Der Vorfall ereignete sich während Trumps Teilnahme am NATO-Gipfel in Ankara, wo er an Bord einer von Katar gespendeten Boeing 747-8 angekommen war. Anfangs hatte das Weiße Haus erklärt, dass Trump die Türkei mit der älteren Air Force One verlassen würde, eine Entscheidung, die er persönlich als symbolische Geste unterstützte. Nachrichtendienste berichteten jedoch von einem erhöhten Risiko für seine Sicherheit, was den Geheimdienst und das Militär veranlasste, eine verdeckte Umsiedlung einzuleiten.
Die Logistik der Operation beinhaltete einen Flughafen-Catering-LKW, der typischerweise zum Laden von Mahlzeiten und Vorräten verwendet wurde, was zu einem kritischen Element der Übertragung wurde. Nachdem Trump und seine Helfer an Bord von Air Force One waren, wurde der LKW auf der gegenüberliegenden Seite des Flugzeugs positioniert. Sein Container wurde hydraulisch auf die Höhe einer Flugzeugtür angehoben, so dass der Präsident und seine Begleitung aussteigen konnten, ohne von anderen auf dem Rollfeld gesehen zu werden. Medienaufnahmen, die von der Washington Post analysiert wurden, zeigten, dass der LKW über den Flughafen zu einem nahe gelegenen C-32A fuhr, einer modifizierten Boeing 757, die für den Transport hochrangiger Beamter verwendet wird.
Die C-32A, die zusammen mit den beiden größeren Boeing-747s Teil der Reiseoperation des Präsidenten gewesen war, wurde im Rahmen des Notfallplans in die Türkei geschickt. Während die C-32A typischerweise für die Beförderung des Präsidenten oder des Vizepräsidenten reserviert ist, wird sie häufiger mit der Bezeichnung Air Force Two in Verbindung gebracht, wenn der Vizepräsident transportiert wird.

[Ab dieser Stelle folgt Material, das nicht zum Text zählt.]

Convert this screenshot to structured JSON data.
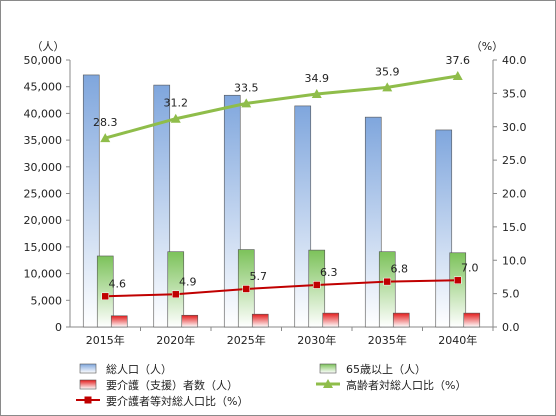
{
  "chart_data": {
    "type": "bar",
    "categories": [
      "2015年",
      "2020年",
      "2025年",
      "2030年",
      "2035年",
      "2040年"
    ],
    "y_left": {
      "unit": "（人）",
      "min": 0,
      "max": 50000,
      "step": 5000,
      "ticks": [
        "0",
        "5,000",
        "10,000",
        "15,000",
        "20,000",
        "25,000",
        "30,000",
        "35,000",
        "40,000",
        "45,000",
        "50,000"
      ]
    },
    "y_right": {
      "unit": "（%）",
      "min": 0,
      "max": 40,
      "step": 5,
      "ticks": [
        "0.0",
        "5.0",
        "10.0",
        "15.0",
        "20.0",
        "25.0",
        "30.0",
        "35.0",
        "40.0"
      ]
    },
    "bar_series": [
      {
        "name": "総人口（人）",
        "color": "#7fa6dd",
        "values": [
          47200,
          45300,
          43400,
          41400,
          39300,
          36900
        ]
      },
      {
        "name": "65歳以上（人）",
        "color": "#7cc25a",
        "values": [
          13300,
          14100,
          14500,
          14400,
          14100,
          13900
        ]
      },
      {
        "name": "要介護（支援）者数（人）",
        "color": "#e31c1c",
        "values": [
          2100,
          2200,
          2400,
          2600,
          2600,
          2600
        ]
      }
    ],
    "line_series": [
      {
        "name": "高齢者対総人口比（%）",
        "color": "#8fbd4a",
        "marker": "triangle",
        "values": [
          28.3,
          31.2,
          33.5,
          34.9,
          35.9,
          37.6
        ],
        "labels": [
          "28.3",
          "31.2",
          "33.5",
          "34.9",
          "35.9",
          "37.6"
        ]
      },
      {
        "name": "要介護者等対総人口比（%）",
        "color": "#c00000",
        "marker": "square",
        "values": [
          4.6,
          4.9,
          5.7,
          6.3,
          6.8,
          7.0
        ],
        "labels": [
          "4.6",
          "4.9",
          "5.7",
          "6.3",
          "6.8",
          "7.0"
        ]
      }
    ],
    "grid": false,
    "legend_position": "bottom"
  }
}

Diese Taktik, ein Flugzeug als Köder zu verwenden, während der Präsident heimlich auf ein anderes übertragen wird, ist nicht völlig beispiellos. Ähnliche Strategien wurden während des Besuchs von Präsident Bill Clinton in Pakistan im Jahr 2000 eingesetzt, wo er von einem weißen Jet aussteigen sah, der Air Force One gefolgt war, nur um später zu entdecken, dass er nicht auf dem sichtbareren Präsidentenflugzeug gereist war.

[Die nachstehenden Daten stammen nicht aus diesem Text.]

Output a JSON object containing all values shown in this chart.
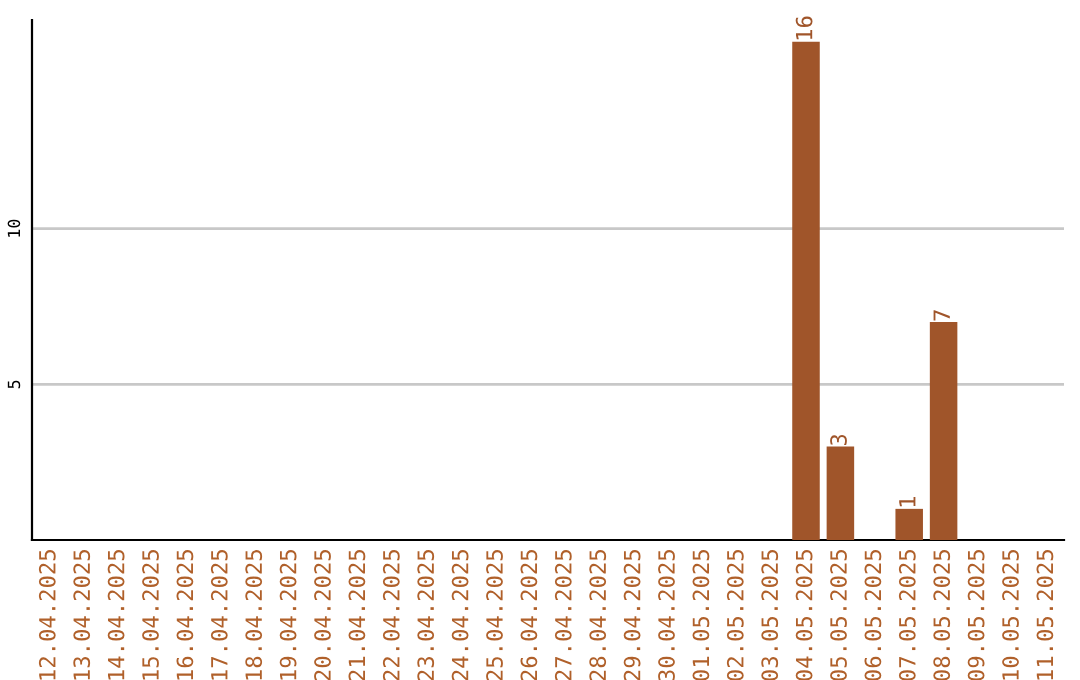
{
  "chart_data": {
    "type": "bar",
    "categories": [
      "12.04.2025",
      "13.04.2025",
      "14.04.2025",
      "15.04.2025",
      "16.04.2025",
      "17.04.2025",
      "18.04.2025",
      "19.04.2025",
      "20.04.2025",
      "21.04.2025",
      "22.04.2025",
      "23.04.2025",
      "24.04.2025",
      "25.04.2025",
      "26.04.2025",
      "27.04.2025",
      "28.04.2025",
      "29.04.2025",
      "30.04.2025",
      "01.05.2025",
      "02.05.2025",
      "03.05.2025",
      "04.05.2025",
      "05.05.2025",
      "06.05.2025",
      "07.05.2025",
      "08.05.2025",
      "09.05.2025",
      "10.05.2025",
      "11.05.2025"
    ],
    "values": [
      0,
      0,
      0,
      0,
      0,
      0,
      0,
      0,
      0,
      0,
      0,
      0,
      0,
      0,
      0,
      0,
      0,
      0,
      0,
      0,
      0,
      0,
      16,
      3,
      0,
      1,
      7,
      0,
      0,
      0
    ],
    "value_labels": [
      null,
      null,
      null,
      null,
      null,
      null,
      null,
      null,
      null,
      null,
      null,
      null,
      null,
      null,
      null,
      null,
      null,
      null,
      null,
      null,
      null,
      null,
      "16",
      "3",
      null,
      "1",
      "7",
      null,
      null,
      null
    ],
    "color": "#a0552a",
    "ylim": [
      0,
      16.7
    ],
    "yticks": [
      5,
      10
    ],
    "grid": "y"
  }
}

Trotz dieser Warnungen blieben mehrere hochrangige Regierungsvertreter, darunter der Außenminister Marco Rubio, an Bord der Air Force One und waren sich der geheimen Umsiedlung des Präsidenten anscheinend nicht bewusst. Die Operation sollte potenzielle Angreifer daran hindern, Trumps tatsächlichen Standort oder Flugzeug zu identifizieren. Die Verwendung eines Catering-Trucks zur Erleichterung des Transfers hat sowohl Bewunderung als auch Kritik ausgelöst. Einige haben das Manöver mit einer Mission im James-Bond-Stil verglichen und die Einfallsreichtum der Sicherheitsreaktion hervorgehoben.

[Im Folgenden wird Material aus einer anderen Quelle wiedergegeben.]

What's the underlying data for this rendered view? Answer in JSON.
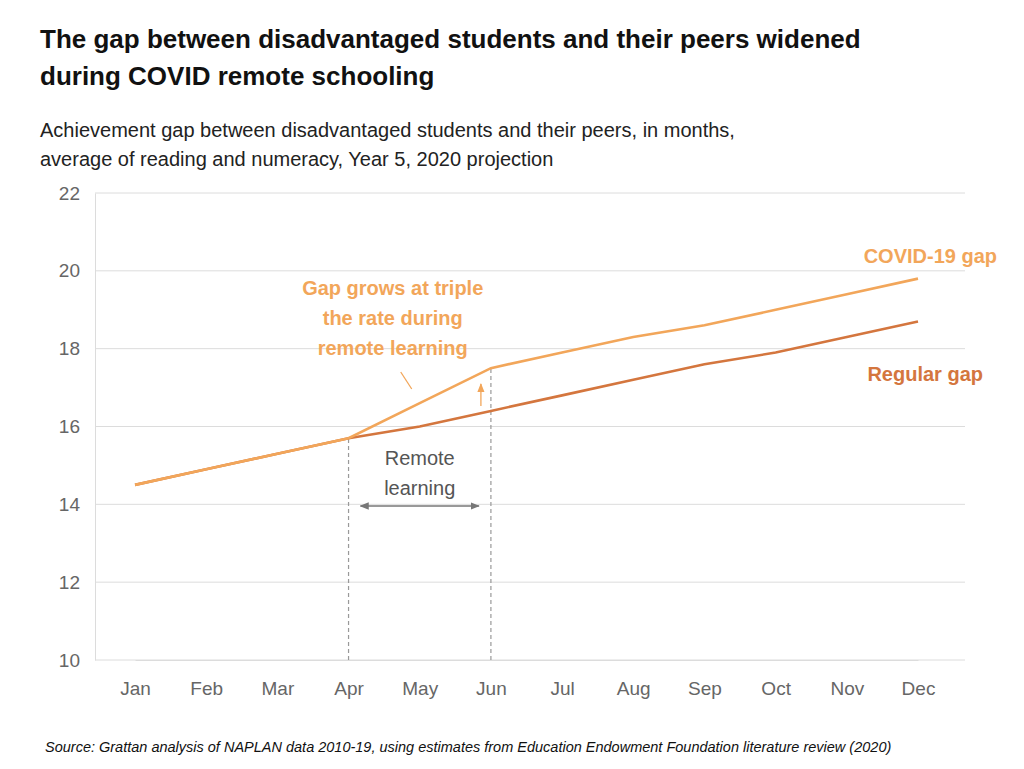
{
  "chart_data": {
    "type": "line",
    "title": [
      "The gap between disadvantaged students and their peers widened",
      "during COVID remote schooling"
    ],
    "subtitle": [
      "Achievement gap between disadvantaged students and their peers, in months,",
      "average of reading and numeracy, Year 5, 2020 projection"
    ],
    "categories": [
      "Jan",
      "Feb",
      "Mar",
      "Apr",
      "May",
      "Jun",
      "Jul",
      "Aug",
      "Sep",
      "Oct",
      "Nov",
      "Dec"
    ],
    "series": [
      {
        "name": "COVID-19 gap",
        "color": "#f2a65a",
        "values": [
          14.5,
          14.9,
          15.3,
          15.7,
          16.6,
          17.5,
          17.9,
          18.3,
          18.6,
          19.0,
          19.4,
          19.8
        ]
      },
      {
        "name": "Regular gap",
        "color": "#d4763e",
        "values": [
          14.5,
          14.9,
          15.3,
          15.7,
          16.0,
          16.4,
          16.8,
          17.2,
          17.6,
          17.9,
          18.3,
          18.7
        ]
      }
    ],
    "ylim": [
      10,
      22
    ],
    "yticks": [
      10,
      12,
      14,
      16,
      18,
      20,
      22
    ],
    "grid": true,
    "annotations": [
      {
        "text": [
          "Gap grows at triple",
          "the rate during",
          "remote learning"
        ]
      }
    ],
    "remote_learning": {
      "label": [
        "Remote",
        "learning"
      ],
      "from": "Apr",
      "to": "Jun"
    },
    "source": "Source: Grattan analysis of NAPLAN data 2010-19, using estimates from Education Endowment Foundation literature review (2020)"
  }
}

Andere haben jedoch die Ethik der Einbeziehung von Journalisten und Mitarbeitern des Weißen Hauses als unwissende Teilnehmer an der Operation in Frage gestellt. Kritiker argumentieren, dass die Entscheidung, sie an Bord des Köderflugzeugs zu halten, sie trotz des Fehlens von gemeldeten Vorfällen in potenzielle Gefahr brachte. Inzwischen haben die Unterstützer von Trump den Schritt als notwendige Vorsichtsmaßnahme angesichts der Häufigkeit von Bedrohungen gegen den Präsidenten gelobt.
Die Einzelheiten der Operation bleiben geheim, und die Öffentlichkeit spekuliert über das Ausmaß der Bedrohung und die Maßnahmen, um die Sicherheit des Präsidenten zu gewährleisten.